I went to a Tibetan Fair. There were all sorts of Tibetan rugs, scarves, sweaters, ornaments and jewelry for sale. There was Tibetan music and “Save Tibet” booths, along with booths trying to bring attention to various imprisoned Tibetan activists. However, I was not there for any of these things. What I was looking for was enlightenment. I had been asking around about enlightenment. A co-worker told me to check out the Tibetan fair because they might sell it there. Since I was in desperate need of enlightenment I figured I had nothing to loose. I paid the $10 entry fee and was overwhelmed by the amount of people, vendors and music that sprawled all over the three acre park. With so many booths to choose from I started going up to various vendors to see what they were selling. Most seemed to offer material goods but I asked anyways if they sold enlightenment. The response was always the same “no” and the degree of the laughter depended upon how well the vendor understood me. There were also booths for acupuncture, massage and psychic readings. There where even meditation booths. Since I had nothing to do for the rest of the afternoon, and a pocket filled with three hundred dollars- I decided I would take my time and look around.

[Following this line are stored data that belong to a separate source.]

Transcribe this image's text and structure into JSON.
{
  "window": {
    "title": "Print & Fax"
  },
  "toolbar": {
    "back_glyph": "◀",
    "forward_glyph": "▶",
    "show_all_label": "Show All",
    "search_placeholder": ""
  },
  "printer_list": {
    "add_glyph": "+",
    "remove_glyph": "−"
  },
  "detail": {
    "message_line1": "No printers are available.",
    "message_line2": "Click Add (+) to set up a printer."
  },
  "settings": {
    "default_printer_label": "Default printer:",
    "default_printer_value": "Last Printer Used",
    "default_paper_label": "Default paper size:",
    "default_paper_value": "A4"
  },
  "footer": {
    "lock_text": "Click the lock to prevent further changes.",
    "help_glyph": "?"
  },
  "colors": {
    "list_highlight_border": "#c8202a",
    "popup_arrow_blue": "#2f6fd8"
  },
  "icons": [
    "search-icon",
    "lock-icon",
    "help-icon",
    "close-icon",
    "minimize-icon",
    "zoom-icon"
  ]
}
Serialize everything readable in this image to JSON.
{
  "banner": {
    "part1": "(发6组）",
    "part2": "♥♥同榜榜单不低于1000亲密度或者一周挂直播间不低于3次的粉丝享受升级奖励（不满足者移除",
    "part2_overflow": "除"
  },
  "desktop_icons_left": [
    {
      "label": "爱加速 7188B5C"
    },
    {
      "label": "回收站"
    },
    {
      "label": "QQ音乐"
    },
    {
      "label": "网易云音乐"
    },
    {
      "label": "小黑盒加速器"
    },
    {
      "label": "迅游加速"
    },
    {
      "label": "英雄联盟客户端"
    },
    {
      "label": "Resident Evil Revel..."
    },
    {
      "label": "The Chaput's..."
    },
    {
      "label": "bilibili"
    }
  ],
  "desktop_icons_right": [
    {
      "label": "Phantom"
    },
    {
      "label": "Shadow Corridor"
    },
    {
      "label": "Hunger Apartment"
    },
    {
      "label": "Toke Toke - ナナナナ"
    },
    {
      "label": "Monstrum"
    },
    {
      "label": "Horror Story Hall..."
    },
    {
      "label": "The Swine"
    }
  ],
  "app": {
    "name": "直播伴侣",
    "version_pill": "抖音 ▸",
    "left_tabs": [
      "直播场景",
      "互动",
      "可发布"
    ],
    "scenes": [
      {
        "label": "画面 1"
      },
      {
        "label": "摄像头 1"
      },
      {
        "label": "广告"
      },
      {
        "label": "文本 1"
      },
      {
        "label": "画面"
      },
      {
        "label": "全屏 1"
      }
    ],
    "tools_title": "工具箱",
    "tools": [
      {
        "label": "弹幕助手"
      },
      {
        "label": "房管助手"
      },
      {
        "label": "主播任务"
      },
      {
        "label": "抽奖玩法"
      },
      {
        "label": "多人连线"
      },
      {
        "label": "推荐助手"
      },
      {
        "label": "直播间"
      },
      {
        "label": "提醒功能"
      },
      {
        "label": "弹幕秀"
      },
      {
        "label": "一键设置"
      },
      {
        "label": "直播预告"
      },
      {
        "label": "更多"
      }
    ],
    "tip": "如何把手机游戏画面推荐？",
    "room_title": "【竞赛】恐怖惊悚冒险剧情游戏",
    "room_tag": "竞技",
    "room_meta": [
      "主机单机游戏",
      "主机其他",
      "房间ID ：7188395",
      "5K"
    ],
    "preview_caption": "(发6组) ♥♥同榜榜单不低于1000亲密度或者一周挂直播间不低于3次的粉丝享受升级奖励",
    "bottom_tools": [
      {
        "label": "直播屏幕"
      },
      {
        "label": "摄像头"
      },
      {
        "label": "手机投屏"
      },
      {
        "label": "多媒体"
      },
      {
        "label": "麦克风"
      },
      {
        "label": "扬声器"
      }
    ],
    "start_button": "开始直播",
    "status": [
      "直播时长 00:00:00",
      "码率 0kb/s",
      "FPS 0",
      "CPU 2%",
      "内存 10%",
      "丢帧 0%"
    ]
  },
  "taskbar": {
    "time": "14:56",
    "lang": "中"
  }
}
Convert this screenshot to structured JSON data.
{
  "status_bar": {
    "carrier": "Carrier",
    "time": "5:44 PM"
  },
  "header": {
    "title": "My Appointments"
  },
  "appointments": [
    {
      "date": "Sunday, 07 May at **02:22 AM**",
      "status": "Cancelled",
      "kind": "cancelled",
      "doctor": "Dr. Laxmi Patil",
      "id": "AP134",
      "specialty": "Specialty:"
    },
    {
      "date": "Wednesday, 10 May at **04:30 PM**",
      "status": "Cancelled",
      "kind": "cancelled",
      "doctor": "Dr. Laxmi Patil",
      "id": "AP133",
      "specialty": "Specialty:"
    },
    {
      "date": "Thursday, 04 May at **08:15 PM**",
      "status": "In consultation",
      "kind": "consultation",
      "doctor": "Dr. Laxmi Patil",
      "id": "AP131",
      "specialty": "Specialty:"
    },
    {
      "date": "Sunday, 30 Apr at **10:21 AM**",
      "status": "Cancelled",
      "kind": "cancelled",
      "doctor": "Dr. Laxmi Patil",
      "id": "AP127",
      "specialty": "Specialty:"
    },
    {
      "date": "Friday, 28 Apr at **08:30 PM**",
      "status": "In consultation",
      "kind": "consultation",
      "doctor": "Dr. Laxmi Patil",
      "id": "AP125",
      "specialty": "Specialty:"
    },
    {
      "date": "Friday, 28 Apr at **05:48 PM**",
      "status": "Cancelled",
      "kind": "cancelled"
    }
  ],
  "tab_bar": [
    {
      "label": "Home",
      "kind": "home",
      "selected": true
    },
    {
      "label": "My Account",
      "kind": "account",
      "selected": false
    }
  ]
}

I like spending a lot of time in stillness. I don’t mind people, but I prefer being left alone. The pleasures of my own mind far out weigh the experience of being around other human beings. I enjoy going on long mental walks, alone. I also enjoy just breathing and watching my own mind fill up with thoughts flashing across the movie screen of my consciousness. Somehow I am fully gratified by this simple experience in the same way that most others would be gratified by going to a movie. I will be honest- in my home there is a closet where I enjoy spending most of my time. I sit in meditation sometimes for hours at a time in darkness, just watching my breath and the thoughts that snake through my neurotic mind. After twenty minutes or so of calming my mind and heart down- I reach a state that some people refer to as PEACE. Everything becomes still. Thoughts stop menacing around in my mind. My cravings calm down and my breathing is so slow that not even a feather would move if you put it under my nose. My lust and ambitions dissolve and I no longer need to do anything or be anywhere. I am a man at peace- alone in the privacy of his own closet.
I have always been amazed by one particular ability of mine. I say this with hesitation because there are not many things about myself that amaze me. The fact that I am six foot five amazes me. The fact that my walls are lined with bookshelves filled with books that I have been incapable of finishing amazes me. The fact that I am thirty eight and still confused about what it is that I am going to be when I grow up amazes me. But none of these are talents (I apologize here for using but at the beginning of a sentence. The fact that I am a hypocrite also amazes me, since last Friday in my English class I told my students never to use the word but at the beginning of a sentence). They are more like physical attributes and behavioral characteristics that I have somehow inherited from my parents. However, my ability to parallel park in any spot, no matter how tight- this is a talent that I have developed all on my own.